Black Lives Matter protests continue

Community unites at youth-oriented demonstration


Talia Lissauer

A group of young protesters protest racial injustice and police brutality at a family-friendly protest June 25. Protesters gathered from 5-6:30 p.m. at the France Ave. bridge over Hwy 62.

Maggie Klaers and Molly Schochet

One month after the death of George Floyd, Park students continue to participate in Black Lives Matter protests. Rising junior Ezra Hudson said he came to the June 25 protest to continue to work toward change. 

“It’s important for us to get out here and push the movement forward. The only way we’re going to make changes is if we are out here making the change,” Hudson said. “We’re the future. We’re next up so we’ve got to be out here protesting just as hard as anybody else.”

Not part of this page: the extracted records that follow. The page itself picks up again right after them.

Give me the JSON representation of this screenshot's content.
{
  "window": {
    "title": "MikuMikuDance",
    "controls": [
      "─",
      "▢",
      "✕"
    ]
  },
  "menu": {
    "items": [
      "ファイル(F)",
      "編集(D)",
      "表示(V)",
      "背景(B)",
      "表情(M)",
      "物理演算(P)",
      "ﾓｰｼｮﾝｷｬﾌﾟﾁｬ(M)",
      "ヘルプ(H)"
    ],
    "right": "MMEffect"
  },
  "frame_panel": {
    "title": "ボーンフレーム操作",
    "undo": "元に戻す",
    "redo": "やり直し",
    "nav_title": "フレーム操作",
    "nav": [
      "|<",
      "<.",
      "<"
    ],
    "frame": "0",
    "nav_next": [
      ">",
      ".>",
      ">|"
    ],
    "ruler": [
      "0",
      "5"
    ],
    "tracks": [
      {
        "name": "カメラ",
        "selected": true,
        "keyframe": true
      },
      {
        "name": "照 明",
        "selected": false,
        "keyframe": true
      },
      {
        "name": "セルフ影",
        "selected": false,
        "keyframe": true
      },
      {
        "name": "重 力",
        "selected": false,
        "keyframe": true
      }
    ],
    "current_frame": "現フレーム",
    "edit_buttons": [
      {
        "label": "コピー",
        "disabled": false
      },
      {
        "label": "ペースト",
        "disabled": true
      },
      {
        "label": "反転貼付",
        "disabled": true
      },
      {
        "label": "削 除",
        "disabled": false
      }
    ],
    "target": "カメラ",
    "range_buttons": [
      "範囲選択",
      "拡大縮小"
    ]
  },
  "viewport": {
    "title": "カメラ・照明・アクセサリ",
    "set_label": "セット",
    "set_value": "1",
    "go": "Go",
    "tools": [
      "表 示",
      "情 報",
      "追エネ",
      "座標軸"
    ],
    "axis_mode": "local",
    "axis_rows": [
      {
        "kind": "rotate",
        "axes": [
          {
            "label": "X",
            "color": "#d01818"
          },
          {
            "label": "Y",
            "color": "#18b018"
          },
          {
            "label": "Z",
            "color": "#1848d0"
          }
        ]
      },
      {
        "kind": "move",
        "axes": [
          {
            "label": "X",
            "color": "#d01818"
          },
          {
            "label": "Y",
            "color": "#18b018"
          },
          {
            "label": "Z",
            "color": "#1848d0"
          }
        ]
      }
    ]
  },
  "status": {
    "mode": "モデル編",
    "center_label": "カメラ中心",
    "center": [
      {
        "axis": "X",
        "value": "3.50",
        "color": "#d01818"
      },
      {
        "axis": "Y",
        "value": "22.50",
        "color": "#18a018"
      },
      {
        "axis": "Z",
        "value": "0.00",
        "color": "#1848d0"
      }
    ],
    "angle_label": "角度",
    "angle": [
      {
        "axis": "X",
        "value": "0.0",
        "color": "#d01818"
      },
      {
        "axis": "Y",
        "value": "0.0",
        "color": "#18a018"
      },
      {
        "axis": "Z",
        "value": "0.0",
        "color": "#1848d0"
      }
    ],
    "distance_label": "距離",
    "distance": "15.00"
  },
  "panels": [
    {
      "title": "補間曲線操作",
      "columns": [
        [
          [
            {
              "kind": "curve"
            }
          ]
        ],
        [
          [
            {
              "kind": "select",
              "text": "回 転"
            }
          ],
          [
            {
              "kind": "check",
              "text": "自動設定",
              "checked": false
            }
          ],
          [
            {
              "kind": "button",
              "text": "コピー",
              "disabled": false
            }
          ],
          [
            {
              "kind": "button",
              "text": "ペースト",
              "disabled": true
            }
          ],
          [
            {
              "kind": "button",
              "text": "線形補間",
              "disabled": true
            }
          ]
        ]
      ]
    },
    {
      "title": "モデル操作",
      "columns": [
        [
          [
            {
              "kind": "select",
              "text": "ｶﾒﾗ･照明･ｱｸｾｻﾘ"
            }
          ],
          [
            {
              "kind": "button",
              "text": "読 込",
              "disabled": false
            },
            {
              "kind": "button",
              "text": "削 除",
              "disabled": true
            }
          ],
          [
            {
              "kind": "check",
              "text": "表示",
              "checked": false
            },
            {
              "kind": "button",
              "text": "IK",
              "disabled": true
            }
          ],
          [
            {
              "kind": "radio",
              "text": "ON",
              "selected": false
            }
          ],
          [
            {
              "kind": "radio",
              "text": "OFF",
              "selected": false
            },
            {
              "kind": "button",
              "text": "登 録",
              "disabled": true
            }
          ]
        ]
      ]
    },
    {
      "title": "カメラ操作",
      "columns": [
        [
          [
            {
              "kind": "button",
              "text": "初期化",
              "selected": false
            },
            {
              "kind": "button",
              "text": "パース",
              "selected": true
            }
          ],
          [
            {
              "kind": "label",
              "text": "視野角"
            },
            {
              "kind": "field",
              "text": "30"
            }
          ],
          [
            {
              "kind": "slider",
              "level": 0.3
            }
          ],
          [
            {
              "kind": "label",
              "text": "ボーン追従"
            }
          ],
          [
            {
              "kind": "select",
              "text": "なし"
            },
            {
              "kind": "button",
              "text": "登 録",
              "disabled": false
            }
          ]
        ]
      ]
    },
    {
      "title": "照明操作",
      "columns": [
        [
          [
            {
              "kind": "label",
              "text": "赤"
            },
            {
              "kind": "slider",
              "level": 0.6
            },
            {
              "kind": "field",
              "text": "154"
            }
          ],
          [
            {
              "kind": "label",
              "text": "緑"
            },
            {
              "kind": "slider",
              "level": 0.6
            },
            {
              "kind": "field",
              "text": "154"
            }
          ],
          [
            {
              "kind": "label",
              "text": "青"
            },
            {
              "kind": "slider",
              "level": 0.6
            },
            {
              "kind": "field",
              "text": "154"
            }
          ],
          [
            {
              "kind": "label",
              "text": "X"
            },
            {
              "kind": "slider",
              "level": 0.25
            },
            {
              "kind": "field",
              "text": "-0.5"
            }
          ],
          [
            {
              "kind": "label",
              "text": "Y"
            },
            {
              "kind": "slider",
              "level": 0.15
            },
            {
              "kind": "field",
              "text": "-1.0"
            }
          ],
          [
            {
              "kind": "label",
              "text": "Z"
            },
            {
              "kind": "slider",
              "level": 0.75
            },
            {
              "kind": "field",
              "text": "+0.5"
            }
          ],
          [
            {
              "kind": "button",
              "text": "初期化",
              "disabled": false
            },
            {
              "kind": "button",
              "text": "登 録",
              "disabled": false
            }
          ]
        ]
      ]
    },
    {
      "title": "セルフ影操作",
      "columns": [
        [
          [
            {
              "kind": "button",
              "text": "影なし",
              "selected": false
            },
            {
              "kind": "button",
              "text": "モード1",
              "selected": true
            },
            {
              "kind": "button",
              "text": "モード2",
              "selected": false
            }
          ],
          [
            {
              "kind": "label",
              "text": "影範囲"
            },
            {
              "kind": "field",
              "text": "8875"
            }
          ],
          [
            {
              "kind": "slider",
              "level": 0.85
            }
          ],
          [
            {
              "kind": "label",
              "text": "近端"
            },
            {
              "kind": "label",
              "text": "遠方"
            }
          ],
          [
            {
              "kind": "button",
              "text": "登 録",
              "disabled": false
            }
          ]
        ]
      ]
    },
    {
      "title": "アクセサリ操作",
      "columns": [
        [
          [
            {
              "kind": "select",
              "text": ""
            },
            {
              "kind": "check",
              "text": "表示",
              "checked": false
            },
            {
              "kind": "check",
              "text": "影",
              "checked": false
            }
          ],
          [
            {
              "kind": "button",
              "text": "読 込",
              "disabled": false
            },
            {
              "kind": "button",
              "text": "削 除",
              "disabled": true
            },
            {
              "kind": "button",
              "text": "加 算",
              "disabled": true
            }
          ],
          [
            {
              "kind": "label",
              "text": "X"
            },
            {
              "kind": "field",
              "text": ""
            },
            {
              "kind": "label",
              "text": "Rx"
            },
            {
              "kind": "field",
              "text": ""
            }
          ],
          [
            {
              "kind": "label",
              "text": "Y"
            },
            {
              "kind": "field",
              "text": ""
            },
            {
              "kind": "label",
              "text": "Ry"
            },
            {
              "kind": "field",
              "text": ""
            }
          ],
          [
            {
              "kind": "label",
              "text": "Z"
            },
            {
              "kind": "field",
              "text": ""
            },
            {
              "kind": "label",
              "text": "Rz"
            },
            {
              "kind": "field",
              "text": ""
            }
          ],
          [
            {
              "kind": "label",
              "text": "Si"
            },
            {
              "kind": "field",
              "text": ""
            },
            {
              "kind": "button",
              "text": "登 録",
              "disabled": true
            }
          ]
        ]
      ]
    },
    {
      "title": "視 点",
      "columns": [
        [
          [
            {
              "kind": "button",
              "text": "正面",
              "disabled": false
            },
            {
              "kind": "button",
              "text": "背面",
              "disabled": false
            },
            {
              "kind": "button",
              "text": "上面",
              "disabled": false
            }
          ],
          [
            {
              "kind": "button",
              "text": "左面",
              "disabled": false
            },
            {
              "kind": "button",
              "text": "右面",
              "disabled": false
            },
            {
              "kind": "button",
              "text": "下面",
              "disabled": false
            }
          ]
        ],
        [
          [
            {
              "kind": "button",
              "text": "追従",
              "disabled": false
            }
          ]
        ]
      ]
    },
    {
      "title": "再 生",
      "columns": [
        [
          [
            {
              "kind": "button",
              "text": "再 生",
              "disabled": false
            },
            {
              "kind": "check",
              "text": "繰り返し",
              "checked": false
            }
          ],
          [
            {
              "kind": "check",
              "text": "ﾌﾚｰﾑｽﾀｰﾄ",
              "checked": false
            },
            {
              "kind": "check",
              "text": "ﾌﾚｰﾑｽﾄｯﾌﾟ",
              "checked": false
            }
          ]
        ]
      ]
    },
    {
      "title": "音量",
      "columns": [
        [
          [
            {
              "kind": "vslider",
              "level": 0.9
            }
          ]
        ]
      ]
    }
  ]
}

Abby Schrader, one of the organizers of the Facebook group “Family Friendly Peaceful Protests for Racial Justice in Summer 2020”, helped two Golden Valley teens organize the gathering. This group has worked to create a protesting environment that is conducive to and safe for youth involvement.

“Myself and my co-leader (Bekah Noble) have been doing family-friendly protests throughout the suburbs since the murder of George Floyd,” Schrader said. “We have had residents and families and individuals and teens lead these in different locations, and tonight was led by two teens.”

Schrader said she and Noble saw the need for family-friendly protests while they attended other events. At the group’s events, organizers try to keep in mind ways to make it more kid-friendly and safe, such as having snacks and sidewalk chalk.

“(There was) a lot of sidewalk chalk, bubbles to help kids because it’s a long time for some kids to stand, so you want to make sure there’s stuff for everyone to do. I felt like today there was a lot more young families that I’ve seen in the past,” Schader said. 

It’s important for us to get out here and push the movement forward. The only way we’re going to make changes is if we are out here making the change.

— Ezra Hudson

In addition to attending various protests, Hudson has also organized his own peaceful gatherings with an emphasis on safety, much like the June 25 protest. 

“(It is) important because you got to have the youth out here too,” Hudson said. “It can get real dangerous for younger kids if it’s on Lake Street where it’s burning and stuff, so we’ve got to have safer protests for the younger people.”

According to rising junior Ada Turman, it is key to create awareness of racial injustice. 

“It’s important to educate the youth of America about causes like this because we shouldn’t say silent. Silence is violence,” Turman said. “This is just a really important movement to support.”

Schrader said one of the group’s goals is to create a space where families can have safe and productive conversations about race.

“We just want families to be able to talk to the kids about race. We want to make sure that youth understands that we can disrupt systemic racism,” Schrader said. “(Youth) are going to be our voters, our policymakers. And so we need to make sure that however you choose to do that, you know your voice matters and is being heard.”